Xiangzheng Kong


2025

pdf bib
IMOL: Incomplete-Modality-Tolerant Learning for Multi-Domain Fake News Video Detection
Zhi Zeng | Jiaying Wu | Minnan Luo | Herun Wan | Xiangzheng Kong | Zihan Ma | Guang Dai | Qinghua Zheng
Proceedings of the 63rd Annual Meeting of the Association for Computational Linguistics (Volume 1: Long Papers)

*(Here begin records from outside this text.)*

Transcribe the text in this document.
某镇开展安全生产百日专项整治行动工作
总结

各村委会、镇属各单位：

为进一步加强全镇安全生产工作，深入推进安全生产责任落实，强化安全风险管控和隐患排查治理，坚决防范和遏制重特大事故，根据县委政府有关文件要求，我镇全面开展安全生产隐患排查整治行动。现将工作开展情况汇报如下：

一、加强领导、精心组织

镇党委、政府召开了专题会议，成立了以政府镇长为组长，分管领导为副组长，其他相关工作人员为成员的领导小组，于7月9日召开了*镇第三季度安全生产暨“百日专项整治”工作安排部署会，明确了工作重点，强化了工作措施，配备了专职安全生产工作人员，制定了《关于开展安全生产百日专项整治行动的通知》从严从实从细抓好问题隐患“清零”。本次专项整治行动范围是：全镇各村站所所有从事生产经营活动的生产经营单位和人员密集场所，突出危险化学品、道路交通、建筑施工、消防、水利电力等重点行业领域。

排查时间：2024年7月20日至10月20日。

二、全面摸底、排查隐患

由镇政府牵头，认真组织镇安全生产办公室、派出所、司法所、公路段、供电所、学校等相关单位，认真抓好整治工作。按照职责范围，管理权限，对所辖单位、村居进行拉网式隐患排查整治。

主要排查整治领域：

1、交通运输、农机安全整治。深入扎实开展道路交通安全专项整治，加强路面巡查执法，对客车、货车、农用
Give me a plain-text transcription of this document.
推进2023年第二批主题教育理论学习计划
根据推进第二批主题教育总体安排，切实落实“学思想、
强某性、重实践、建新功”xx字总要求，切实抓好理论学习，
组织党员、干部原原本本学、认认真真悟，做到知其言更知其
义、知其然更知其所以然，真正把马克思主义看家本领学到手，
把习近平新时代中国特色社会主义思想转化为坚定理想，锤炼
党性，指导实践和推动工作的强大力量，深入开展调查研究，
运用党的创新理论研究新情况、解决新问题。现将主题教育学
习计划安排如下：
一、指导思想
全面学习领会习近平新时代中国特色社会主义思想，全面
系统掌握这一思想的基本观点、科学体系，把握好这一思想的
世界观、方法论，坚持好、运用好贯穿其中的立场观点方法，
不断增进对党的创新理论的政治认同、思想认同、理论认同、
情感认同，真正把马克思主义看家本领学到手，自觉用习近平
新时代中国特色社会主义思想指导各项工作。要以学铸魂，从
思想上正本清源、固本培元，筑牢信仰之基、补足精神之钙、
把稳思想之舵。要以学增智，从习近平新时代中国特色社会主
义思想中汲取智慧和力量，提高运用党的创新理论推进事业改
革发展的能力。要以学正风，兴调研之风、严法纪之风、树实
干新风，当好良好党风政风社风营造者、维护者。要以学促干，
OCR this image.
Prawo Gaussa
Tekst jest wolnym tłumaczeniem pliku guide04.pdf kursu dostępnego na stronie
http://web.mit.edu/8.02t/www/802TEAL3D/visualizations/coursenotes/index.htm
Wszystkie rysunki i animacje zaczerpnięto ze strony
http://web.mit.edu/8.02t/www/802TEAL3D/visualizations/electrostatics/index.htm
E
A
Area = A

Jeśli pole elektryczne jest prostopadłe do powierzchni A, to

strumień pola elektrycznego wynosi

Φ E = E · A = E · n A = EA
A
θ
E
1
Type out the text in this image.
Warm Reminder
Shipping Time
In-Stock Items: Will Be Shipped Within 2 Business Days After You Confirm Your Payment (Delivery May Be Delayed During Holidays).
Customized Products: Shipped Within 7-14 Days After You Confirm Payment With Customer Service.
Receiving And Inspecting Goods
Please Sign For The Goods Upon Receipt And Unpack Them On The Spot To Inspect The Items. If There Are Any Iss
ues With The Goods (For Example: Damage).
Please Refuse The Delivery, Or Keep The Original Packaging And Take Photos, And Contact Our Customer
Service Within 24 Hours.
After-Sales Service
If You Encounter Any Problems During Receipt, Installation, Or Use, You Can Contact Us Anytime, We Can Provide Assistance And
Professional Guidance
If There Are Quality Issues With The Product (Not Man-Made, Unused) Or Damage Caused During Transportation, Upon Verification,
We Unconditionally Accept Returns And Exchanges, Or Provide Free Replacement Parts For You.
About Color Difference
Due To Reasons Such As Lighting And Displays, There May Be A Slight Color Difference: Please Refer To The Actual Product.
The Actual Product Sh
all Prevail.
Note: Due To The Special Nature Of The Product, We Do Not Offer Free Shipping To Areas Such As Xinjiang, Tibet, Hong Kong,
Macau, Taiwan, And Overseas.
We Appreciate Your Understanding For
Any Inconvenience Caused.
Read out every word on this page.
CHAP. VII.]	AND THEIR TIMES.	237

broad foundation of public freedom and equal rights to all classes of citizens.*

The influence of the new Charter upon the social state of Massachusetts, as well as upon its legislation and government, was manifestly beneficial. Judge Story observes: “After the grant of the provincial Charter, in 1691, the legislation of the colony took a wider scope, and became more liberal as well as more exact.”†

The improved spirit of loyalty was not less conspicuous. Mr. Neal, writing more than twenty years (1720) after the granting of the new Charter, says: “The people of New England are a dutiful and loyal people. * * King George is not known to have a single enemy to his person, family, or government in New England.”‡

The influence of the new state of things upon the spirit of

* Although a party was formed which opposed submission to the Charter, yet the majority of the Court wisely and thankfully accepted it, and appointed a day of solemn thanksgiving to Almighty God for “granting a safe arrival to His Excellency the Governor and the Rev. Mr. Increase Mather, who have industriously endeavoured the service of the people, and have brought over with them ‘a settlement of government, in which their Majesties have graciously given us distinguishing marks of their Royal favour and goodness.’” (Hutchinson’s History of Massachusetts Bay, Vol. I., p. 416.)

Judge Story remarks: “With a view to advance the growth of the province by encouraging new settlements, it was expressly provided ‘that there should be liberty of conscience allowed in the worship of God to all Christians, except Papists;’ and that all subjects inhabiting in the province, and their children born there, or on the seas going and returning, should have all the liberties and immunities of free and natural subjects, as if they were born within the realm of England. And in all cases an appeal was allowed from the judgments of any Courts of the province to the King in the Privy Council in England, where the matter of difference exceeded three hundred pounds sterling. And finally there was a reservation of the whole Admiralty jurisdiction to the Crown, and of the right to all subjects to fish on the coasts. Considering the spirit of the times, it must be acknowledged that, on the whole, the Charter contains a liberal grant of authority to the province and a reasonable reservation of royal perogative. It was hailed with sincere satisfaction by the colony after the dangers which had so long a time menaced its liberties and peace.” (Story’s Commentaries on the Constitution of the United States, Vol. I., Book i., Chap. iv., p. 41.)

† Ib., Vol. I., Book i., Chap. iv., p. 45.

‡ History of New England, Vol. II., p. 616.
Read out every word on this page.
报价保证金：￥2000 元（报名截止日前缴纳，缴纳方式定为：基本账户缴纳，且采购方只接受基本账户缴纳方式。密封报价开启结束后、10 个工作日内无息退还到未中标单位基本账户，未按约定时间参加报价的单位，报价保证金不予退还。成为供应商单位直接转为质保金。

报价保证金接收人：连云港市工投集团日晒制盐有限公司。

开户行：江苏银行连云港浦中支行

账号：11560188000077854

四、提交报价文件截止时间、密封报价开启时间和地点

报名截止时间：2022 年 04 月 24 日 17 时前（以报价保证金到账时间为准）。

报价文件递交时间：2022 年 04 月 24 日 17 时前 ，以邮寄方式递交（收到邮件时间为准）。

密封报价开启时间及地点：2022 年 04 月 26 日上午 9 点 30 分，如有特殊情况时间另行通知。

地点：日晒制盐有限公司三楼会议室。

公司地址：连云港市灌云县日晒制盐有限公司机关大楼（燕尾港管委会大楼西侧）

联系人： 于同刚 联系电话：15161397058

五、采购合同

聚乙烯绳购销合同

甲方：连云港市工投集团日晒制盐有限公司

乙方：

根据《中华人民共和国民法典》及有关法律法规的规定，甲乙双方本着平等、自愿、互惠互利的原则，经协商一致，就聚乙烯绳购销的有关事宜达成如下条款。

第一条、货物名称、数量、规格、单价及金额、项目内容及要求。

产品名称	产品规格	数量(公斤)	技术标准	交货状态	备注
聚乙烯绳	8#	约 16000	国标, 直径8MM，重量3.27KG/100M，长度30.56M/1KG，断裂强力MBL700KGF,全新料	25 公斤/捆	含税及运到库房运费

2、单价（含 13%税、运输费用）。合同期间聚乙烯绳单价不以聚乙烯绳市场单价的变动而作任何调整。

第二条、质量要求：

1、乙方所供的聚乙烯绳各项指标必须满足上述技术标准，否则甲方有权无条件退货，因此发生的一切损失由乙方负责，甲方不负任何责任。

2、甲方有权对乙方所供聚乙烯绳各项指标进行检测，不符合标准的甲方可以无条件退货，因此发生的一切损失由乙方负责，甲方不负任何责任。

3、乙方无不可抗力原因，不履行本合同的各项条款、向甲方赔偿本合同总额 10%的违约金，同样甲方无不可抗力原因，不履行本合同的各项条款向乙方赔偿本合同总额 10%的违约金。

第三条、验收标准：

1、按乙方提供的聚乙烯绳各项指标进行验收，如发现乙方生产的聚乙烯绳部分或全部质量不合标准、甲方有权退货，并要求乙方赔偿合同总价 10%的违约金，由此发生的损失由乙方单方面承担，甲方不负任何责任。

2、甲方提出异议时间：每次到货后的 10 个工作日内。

While recent advances in fake news video detection have shown promising potential, existing approaches typically (1) focus on a specific domain (e.g., politics) and (2) assume the availability of multiple modalities, including video, audio, description texts, and related images. However, these methods struggle to generalize to real-world scenarios, where questionable information spans diverse domains and is often modality-incomplete due to factors such as upload degradation or missing metadata. To address these challenges, we introduce two real-world multi-domain news video benchmarks that reflect modality incompleteness and propose IMOL, an incomplete-modality-tolerant learning framework for multi-domain fake news video detection. Inspired by cognitive theories suggesting that humans infer missing modalities through cross-modal guidance and retrieve relevant knowledge from memory for reference, IMOL employs a hierarchical transferable information integration strategy. This consists of two key phases: (1) leveraging cross-modal consistency to reconstruct missing modalities and (2) refining sample-level transferable knowledge through cross-sample associative reasoning. Extensive experiments demonstrate that IMOL significantly enhances the performance and robustness of multi-domain fake news video detection while effectively generalizing to unseen domains under incomplete modality conditions.